The logic-proof compartment has always been with us. Scientists have lost their lives through refusing to see flaws in their theories. Intelligent mothers give food to their babies that they would manifestly forbid other mothers to give their children. Especially significant is the tendency of races to maintain religious beliefs and customs long after these have lost their meaning. Dietary laws, hygienic laws, even laws based upon geographical conditions that have been changed for more than a thousand years are still maintained in the logic-proof compartment of dogmatic adherence. There is a story that certain missionaries give money to heathen at the time of conversion and that the heathen, having got their money, bathe away their conversion in sacred streams.
The characteristic of the human mind to adhere to its beliefs is excellently summarized in the volume by Mr. Trotter to which reference has been made before. “It is clear,” says Mr. Trotter,[5] “at the outset that these beliefs are invariably regarded as rational and defended as such, while the position of one who holds contrary views is held to be obviously unreasonable.
“The religious man accuses the atheist of being shallow and irrational, and is met by a similar reply. To the Conservative the amazing thing about the Liberal is his incapacity to see reason and accept the only possible solution of public problems. Examination reveals the fact that the differences are not due to the commission of the mere mechanical fallacies of logic, since these are easily avoided, even by the politician, and since there is no reason to believe that one party in such controversies is less logical than the other. The difference is due rather to the fundamental assumptions of the antagonists being hostile, and these assumptions are derived from herd-suggestions; to the Liberal certain basal conceptions have acquired the quality of instinctive truth, have become a priori syntheses, because of the accumulated suggestions to which he has been exposed; and a similar explanation applies to the atheist, the Christian, and the Conservative. Each, it is important to remember, finds in consequence the rationality of his position flawless and is quite incapable of detecting in it the fallacies which are obvious to his opponent, to whom that particular series of assumptions has not been rendered acceptable by herd suggestion.”
Thus the public relations counsel has to consider the a priori judgment of any public he deals with before counseling any step that would modify those things in which the public has an established belief.
It is seldom effective to call names or to attempt to discredit the beliefs themselves. The counsel on public relations, after examination of the sources of established beliefs, must either discredit the old authorities or create new authorities by making articulate a mass opinion against the old belief or in favor of the new.
CHAPTER II
IS PUBLIC OPINION STUBBORN OR MALLEABLE?
There is a divergence of opinion as to whether the public mind is malleable or stubborn—whether it is a passive or an active element. On the one hand is the profound belief that “you can’t change human nature.” On the other hand is the equally firm assurance that certain well-defined institutions modify and alter public opinion.

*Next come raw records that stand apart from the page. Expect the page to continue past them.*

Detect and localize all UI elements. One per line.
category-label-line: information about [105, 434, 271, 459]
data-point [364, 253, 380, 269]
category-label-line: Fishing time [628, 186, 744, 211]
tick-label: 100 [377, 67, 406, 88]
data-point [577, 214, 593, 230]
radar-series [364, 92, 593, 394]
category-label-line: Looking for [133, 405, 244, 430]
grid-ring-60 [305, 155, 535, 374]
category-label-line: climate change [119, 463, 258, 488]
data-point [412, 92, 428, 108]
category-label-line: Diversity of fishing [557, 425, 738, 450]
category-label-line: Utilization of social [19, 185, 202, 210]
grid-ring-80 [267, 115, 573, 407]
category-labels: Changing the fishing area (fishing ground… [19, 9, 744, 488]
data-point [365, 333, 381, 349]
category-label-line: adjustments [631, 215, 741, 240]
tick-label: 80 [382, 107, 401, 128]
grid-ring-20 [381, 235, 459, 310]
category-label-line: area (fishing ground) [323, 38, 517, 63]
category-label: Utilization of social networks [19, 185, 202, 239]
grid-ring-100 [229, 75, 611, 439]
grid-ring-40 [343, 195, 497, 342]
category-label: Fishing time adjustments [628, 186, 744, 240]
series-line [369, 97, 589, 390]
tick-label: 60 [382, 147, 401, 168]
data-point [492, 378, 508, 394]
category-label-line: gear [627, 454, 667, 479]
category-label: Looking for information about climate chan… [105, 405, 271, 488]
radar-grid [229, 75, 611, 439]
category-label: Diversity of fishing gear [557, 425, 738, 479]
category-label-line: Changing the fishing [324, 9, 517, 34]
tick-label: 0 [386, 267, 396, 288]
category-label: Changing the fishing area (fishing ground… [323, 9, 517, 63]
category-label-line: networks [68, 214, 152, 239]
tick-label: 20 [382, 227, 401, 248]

There is a uniformity of opinion in this country upon many issues. When this uniformity accords with our own beliefs we call it an expression of the public conscience. When, however, it runs contrary to our beliefs we call it the regimentation of the public mind and are inclined to ascribe it to insidious propaganda.
Uniformity is, in fact, largely natural and only partly artificial. Public opinion may be as much the producer of “insidious propaganda” as its product. Naturally enough, where broad ideas are involved, criticisms of the state of the public’s mind and of its origin come most frequently from groups that are out of sympathy with the accepted point of view. They find the public unreceptive to their point of view, and justly or unjustly they attribute this to the influence of antagonistic interests upon the public mind.